In the 20th century what had been open-minded inquiry gradually gathered an assumption that judgment, particularly moral judgment, had no part in a university education. Liberal values became the norm. That is, almost complete tolerance and non-judgmentalism. In this shift, counter-culture became the most prestigious intellectual position. But the costs were not considered. In fact, as we are seeing in the rise of non-liberal forces, the casualties of enforced liberalism are multiple.

Because the educated cannot, except with risk, question liberalism, those who have not been so educated have taken up the intellectual space left behind.
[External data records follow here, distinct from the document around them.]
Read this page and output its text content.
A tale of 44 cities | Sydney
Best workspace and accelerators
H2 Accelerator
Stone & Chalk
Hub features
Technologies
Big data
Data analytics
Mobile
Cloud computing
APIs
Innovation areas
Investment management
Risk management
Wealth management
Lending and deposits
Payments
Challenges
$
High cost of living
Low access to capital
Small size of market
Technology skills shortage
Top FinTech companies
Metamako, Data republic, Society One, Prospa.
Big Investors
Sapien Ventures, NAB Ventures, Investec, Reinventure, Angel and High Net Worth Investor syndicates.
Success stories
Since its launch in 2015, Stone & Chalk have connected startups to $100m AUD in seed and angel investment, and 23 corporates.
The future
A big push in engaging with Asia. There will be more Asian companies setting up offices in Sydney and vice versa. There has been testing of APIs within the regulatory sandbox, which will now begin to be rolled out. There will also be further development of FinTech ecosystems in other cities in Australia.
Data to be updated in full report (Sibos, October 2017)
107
And the result is populism, crude versions of nationalism, violent versions of exclusion, and a spurning of establishments that once looked secure. Because liberals have insisted that intolerance is morally unacceptable, the only forms of intolerance that we can now perceive are extreme. Liberalism has handed to the extremists the only realistic option for taking a different view.

Liberalism and Education is a salute to thinking again about this: to re-assessing exactly those topics that liberalism has outlawed, including the place of order, law, authority, reason, moral values, and of judgement in contemporary intellectual culture. And it is optimistic that serious thinking can revive the virtues of what has been cast-out.